Light and Objects

Martin Wagenschein

From In Context #16 (Fall, 2006) | View article as PDF

An Entryway to Optics

This short essay is about nothing other than physics, or, if you will, an entryway to physics. Such an entry is, however, important because it isn't “just an entryway.” As a preliminary stage to physics it is as important as the root is to the tree. We usually tend to forget this stage in our teaching. We must pass through this entryway and experience it both silently and as a preliminary form of thinking. Only then will we be able to understand the pressed and dried forms that comprise the herbarium of a textbook. (Where one finds phrases such as “Light is produced by rays emanating from bodies. We distinguish between light sources and dark bodies, which only become visible . . .” and so forth.) Passing through the entryway allows us to derive these abstracted formulations in a way that illuminates the experiential elements they contain.

It is very easy to make space for this step in teaching. You prepare the situation: a dark room, an illuminating projector, and dust. The group of children will eagerly throng around this miracle — and then do not speak, let the children speak.

They will experience something like what is described in the section below. Afterwards, their experiences can easily be brought into a certain order and — with the teacher as catalyzer — crystallized. When the children then proceed to write down what they have experienced, they will have what they need. No matter how exact his scientific knowledge, a teacher who aspires to bring physics to children must make every effort to remain capable (or become capable again) of stepping back into this entryway.

 

Sunbeams

When he awoke, the sun shone on his bed. He shook out the blanket, leaned back, and looked into the world of little sunny specks of dust he had whirled up. He had to think of Lichtenberg’s words: “What glitters there so beautifully in the sun is in fact nothing but specks of dirt.” Their shining dance against the background of the dark cupboard reminded him of the movements of shoals of excited fish. Little by little they quieted down as they gradually descended, more in concert now. He was amazed how slowly. Many of them flickered in settling down, alternatively shining bright and extinguishing. He also remembered how leaves often turn as they fall, showing a shiny flat side one moment, an inconspicuous edge the next.

These dust particles thus revealed their form as little flakes, without showing their exact outline. By and by he noticed less the individual little stars themselves, and all the more the cloud they formed as a whole, even though he could not distinguish its boundaries. Once again he beat the blanket and chased the swirling dust particles out of the brightness into the darkness where they disappeared. From other places new particles streamed back into the choice zone, where grey dust turned into silver stars. The whole room had to be full of these floating particles, but they could only shine in the beam of light, which stood stiff in the room, indifferent somehow while they played through it. They were not exactly free, but followed their prescribed paths gracefully in two patterns: the particles streamed fanlike or swirled within the ever newly created current, but then they followed the monotonous and common necessity of falling. But the light beam stood unmoved.

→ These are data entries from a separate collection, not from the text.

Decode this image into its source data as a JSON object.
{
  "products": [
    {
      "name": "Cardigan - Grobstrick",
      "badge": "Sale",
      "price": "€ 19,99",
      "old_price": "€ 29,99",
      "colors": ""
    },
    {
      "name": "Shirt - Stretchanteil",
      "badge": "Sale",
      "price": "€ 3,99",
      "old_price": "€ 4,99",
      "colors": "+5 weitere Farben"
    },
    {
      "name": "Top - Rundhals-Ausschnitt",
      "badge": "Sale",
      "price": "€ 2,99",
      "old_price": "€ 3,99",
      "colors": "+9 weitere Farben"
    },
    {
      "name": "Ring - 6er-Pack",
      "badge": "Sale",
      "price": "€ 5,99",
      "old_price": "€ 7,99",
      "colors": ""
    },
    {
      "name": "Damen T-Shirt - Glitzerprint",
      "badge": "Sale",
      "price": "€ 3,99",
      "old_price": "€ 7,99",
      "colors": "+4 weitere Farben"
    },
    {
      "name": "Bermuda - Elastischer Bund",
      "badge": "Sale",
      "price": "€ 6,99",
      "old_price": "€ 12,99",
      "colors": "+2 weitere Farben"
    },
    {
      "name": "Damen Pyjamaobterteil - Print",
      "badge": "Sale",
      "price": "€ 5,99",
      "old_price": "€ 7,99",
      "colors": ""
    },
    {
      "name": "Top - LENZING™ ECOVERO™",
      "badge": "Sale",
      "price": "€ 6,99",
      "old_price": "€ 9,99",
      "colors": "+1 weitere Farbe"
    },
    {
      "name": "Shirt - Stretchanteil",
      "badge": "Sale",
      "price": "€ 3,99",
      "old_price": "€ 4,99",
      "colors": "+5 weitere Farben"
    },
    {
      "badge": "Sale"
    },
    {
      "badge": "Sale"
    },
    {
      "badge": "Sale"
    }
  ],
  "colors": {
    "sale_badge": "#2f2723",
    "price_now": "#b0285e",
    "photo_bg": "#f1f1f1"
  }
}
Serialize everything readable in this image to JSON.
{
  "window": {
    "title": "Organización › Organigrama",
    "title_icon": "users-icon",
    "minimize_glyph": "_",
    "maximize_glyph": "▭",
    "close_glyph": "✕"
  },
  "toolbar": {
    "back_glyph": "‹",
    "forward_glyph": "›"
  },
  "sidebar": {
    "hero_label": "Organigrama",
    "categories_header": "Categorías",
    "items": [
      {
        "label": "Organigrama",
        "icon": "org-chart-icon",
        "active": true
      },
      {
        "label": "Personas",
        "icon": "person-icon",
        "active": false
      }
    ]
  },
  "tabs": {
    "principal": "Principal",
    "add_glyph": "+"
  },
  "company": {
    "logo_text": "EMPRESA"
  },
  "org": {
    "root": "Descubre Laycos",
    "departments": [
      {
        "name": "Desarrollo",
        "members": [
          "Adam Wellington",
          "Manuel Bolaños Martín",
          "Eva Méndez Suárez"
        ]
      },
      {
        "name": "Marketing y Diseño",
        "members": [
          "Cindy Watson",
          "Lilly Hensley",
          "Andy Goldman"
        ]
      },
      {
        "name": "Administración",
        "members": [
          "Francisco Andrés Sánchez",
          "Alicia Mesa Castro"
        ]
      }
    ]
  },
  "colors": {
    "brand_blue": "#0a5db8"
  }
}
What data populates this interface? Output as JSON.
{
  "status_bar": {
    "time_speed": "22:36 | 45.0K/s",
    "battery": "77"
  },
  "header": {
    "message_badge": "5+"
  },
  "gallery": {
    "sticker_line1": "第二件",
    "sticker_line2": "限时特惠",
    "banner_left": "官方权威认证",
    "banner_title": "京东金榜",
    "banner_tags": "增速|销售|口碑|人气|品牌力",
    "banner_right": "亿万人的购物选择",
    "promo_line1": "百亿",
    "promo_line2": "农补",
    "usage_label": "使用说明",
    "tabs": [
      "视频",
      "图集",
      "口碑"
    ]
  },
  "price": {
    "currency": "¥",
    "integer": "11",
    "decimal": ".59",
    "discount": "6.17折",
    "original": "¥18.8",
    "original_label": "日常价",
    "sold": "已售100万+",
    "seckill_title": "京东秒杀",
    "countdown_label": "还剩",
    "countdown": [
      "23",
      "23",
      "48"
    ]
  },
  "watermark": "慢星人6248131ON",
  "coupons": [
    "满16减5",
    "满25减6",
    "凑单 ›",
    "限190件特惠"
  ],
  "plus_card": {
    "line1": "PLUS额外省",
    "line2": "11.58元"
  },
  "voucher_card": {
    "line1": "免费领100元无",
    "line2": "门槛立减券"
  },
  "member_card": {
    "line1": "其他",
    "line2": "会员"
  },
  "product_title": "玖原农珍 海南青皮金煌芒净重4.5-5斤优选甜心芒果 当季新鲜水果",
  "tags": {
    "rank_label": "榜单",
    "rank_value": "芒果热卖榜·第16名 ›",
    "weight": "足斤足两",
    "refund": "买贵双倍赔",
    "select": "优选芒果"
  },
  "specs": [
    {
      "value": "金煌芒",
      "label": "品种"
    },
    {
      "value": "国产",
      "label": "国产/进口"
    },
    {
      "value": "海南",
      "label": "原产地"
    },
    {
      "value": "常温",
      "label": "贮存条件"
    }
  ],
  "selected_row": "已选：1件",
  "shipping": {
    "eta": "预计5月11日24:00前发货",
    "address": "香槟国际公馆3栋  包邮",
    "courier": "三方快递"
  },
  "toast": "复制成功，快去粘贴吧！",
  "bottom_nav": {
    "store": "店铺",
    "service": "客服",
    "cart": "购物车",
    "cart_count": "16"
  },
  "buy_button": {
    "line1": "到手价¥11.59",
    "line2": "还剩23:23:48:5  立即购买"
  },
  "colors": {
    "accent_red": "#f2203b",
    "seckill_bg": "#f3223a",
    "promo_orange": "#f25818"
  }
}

All this lasted only as long as the sun was shining. A cloud intervened, and everything was extinguished. The stiff beam and the swirling stars, they both had to disappear, because they were not two separate things. He saw that now. Without the light beam you couldn’t see the dust specks, and without the little stars there was no light beam. So that is how the light is, he said to himself. By itself you cannot see it, only through the objects. And the objects themselves are invisible unless you see them in light.

 

ADDENDUM: What is a Phenomenon?

A former university student wrote the following description about Wagenschein’s approach:

As far as I have been able to understand it, a phenomenon comprises both what we see and observe and what subsequently causes astonishment, reflection, and thought. So something outer (an observation) and inner (a thought) come together and are then so to speak one thing, one phenomenon. For Wagenschein both things (the inner and the outer) belong together and are interdependent. The knowledge one gains in thinking about a phenomenon is part of the phenomenon. It all belongs together. The example of the light beams, which one suddenly gets to see while thousands of little specks of dust fly through the air, making the light scintillate, I found very impressive and I immediately understood why this fascinating interplay is a phenomenon in the way Wagenschein understood it. 

 

Wagenschein’s original German essay is entitled “Das Licht und die Dinge” and was first published in 1952. The essay and the addendum were printed in Einwurzelung und Verdichtung by Peter Buck (Dürnau, Germany: Kooperative Dürnau, 1997, pp. 43–46), which was used for our translation. This translation is by Jan Kees Saltet and Craig Holdrege; and has been approved by Wagenschein’s literary heirs.